Unusual carbonyl and pentamethylcyclopentadienyl bonding modes in mixed rhodium–ruthenium clusters
Abstract
Thermolysis of [Ru3RhH2(CO)10(η5-C5Me5)], 1, in hydrocarbon solvents affords the new pentanuclear cluster [Ru3Rh2(µ3-H)(µ2-CO)(µ3-CO)2(CO)6(µ-η1:η5-CH2C5Me4)(η5-C5Me5)], 2, together with the known complex [Ru2Rh2(CO)8(η5-C5Me5)2], 3. The reaction of 1 with Me3NO, in MeCN solution, followed by the immediate addition of one or two equivalents of PPh3 lead to the isolation of the mono– and di-phosphine substituted complexes [Ru3Rh(µ-H)2(µ4-η2-CO)(µ2-CO)2(CO)6(PPh3)(η5-C5Me5)], 4, and [Ru3Rh(µ-H)2(µ4-η2-CO)(µ2-CO)2(CO)5(PPh3)2(η5-C5Me5)], 5, respectively.

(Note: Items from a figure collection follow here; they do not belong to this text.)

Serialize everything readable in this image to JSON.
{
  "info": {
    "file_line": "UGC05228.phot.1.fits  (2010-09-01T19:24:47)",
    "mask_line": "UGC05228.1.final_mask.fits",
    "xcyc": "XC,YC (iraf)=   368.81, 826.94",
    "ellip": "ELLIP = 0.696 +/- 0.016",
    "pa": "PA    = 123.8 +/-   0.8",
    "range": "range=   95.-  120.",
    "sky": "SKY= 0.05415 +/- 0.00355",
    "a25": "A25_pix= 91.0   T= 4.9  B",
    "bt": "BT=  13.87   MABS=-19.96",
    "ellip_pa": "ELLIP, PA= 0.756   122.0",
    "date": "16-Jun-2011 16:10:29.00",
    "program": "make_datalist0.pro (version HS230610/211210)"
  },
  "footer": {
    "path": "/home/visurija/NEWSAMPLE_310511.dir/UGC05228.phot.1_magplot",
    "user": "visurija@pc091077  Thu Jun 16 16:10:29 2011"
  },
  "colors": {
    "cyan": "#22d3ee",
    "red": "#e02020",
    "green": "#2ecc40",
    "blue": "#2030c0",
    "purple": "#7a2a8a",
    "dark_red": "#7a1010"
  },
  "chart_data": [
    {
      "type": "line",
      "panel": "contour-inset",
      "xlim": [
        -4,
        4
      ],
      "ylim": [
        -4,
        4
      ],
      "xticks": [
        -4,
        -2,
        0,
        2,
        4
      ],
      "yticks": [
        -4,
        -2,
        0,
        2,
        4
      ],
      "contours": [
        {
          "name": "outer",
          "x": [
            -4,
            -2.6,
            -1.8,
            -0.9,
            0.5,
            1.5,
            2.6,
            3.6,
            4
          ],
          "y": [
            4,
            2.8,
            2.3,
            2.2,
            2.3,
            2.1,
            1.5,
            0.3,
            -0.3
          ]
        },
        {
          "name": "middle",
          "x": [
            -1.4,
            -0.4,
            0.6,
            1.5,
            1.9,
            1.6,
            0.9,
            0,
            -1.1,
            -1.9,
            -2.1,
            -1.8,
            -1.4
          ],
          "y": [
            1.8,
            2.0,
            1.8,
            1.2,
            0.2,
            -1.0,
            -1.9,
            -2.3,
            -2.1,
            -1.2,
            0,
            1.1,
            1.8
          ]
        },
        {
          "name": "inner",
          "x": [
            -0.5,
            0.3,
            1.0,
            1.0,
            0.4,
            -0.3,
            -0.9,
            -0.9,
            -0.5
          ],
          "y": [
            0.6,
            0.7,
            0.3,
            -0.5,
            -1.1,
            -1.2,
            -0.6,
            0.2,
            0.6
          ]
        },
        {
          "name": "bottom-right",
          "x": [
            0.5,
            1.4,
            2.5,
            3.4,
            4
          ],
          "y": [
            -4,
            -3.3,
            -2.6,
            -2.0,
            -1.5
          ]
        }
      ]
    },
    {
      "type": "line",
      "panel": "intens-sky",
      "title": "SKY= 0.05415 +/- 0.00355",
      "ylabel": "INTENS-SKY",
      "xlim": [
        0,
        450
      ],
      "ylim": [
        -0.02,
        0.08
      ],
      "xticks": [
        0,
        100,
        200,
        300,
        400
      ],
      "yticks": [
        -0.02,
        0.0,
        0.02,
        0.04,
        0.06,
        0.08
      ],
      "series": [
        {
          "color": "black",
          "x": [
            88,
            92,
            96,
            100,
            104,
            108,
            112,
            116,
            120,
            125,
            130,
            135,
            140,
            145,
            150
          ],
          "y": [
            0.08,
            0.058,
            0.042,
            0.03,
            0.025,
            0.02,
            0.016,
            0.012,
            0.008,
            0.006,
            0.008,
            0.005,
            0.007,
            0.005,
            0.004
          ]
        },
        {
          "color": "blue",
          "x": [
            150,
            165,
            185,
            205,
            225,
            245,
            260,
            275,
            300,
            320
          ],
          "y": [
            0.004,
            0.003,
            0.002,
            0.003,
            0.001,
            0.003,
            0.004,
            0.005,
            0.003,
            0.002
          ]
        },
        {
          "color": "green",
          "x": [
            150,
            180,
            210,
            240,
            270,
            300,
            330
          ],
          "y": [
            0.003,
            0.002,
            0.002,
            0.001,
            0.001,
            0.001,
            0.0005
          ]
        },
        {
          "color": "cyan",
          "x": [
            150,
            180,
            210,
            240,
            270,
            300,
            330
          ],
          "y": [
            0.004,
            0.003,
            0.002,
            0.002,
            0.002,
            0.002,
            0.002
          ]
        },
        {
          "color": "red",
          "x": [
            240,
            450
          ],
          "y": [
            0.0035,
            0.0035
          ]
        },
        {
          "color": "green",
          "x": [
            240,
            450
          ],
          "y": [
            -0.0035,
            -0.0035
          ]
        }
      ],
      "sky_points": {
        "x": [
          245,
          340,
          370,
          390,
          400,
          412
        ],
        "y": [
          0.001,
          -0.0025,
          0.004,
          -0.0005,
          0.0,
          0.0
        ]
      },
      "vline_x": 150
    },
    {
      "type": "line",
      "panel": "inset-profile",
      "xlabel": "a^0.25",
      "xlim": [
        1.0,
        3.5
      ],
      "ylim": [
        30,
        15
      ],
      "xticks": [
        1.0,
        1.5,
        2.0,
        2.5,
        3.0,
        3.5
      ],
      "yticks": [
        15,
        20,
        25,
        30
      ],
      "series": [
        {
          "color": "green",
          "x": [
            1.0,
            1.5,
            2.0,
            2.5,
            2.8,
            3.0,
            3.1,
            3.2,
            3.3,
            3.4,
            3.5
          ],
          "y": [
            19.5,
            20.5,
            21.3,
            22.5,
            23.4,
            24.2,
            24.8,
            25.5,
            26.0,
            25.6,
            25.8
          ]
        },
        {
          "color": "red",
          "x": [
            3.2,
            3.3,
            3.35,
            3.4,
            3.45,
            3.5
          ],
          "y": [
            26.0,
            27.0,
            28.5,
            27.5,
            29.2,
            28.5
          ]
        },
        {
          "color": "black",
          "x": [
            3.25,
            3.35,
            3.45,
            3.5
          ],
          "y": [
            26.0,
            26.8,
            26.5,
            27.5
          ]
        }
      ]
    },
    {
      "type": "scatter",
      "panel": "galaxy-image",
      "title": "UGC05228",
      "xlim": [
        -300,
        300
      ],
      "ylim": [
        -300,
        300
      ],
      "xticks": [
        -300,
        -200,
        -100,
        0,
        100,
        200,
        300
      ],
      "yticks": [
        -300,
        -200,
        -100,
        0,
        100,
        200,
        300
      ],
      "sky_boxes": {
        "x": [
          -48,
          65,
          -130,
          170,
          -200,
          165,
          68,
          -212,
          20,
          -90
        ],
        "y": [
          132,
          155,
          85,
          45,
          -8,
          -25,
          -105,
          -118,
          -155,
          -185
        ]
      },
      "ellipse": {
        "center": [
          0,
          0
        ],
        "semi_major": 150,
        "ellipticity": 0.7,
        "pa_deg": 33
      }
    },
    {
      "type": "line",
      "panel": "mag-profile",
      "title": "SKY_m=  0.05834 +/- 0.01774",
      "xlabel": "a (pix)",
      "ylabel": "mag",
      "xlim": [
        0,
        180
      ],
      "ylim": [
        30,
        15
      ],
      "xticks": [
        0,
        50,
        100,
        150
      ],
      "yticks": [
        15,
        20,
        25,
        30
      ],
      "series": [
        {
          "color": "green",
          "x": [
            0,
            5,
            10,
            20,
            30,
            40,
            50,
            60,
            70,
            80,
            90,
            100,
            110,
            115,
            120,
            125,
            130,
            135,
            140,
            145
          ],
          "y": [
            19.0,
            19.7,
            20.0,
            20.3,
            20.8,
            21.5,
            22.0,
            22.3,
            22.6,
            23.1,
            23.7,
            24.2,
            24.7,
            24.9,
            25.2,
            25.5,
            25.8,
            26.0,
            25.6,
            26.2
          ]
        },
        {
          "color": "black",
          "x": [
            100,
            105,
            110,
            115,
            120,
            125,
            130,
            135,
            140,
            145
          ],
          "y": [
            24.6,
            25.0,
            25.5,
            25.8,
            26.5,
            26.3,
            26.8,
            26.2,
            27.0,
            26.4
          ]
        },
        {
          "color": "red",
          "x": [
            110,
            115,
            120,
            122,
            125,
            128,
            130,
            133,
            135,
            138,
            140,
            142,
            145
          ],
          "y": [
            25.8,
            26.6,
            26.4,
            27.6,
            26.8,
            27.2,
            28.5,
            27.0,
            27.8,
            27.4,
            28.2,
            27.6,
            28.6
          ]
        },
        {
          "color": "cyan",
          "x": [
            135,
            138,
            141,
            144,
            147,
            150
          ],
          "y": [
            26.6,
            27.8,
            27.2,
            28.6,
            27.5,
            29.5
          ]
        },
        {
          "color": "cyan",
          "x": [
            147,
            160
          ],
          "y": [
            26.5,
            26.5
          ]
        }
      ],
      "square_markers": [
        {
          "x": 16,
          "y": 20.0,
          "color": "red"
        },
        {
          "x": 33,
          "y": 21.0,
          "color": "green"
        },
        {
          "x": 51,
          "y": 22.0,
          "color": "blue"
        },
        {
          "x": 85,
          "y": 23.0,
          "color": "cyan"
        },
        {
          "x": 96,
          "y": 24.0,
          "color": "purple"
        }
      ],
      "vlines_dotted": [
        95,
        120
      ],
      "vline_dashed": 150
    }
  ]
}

The new clusters have been characterised spectroscopically, and the structures of 2 and 5 established by single-crystal X-ray analyses. The metal framework in 2 is trigonal bipyramidal, with one C5Me5 ligand co-ordinated to a Rh atom in a terminal η5-bonding mode, the second cyclopentadienyl ligand has lost a methyl proton and the resultant –CH2 group is σ-bonded to one Ru atom while the C5Me4 ring is η5-bound to the adjacent Rh atom. The metal framework in 5 has opened out to give a butterfly arrangement with the Rh(η5-C5Me5) unit in one of the wing-tip positions. The butterfly is spanned by a novel µ4-η2-bonded carbonyl ligand, and the two phosphines are terminally bound to two Ru atoms, one in a wing-tip site and the other in a hinge site.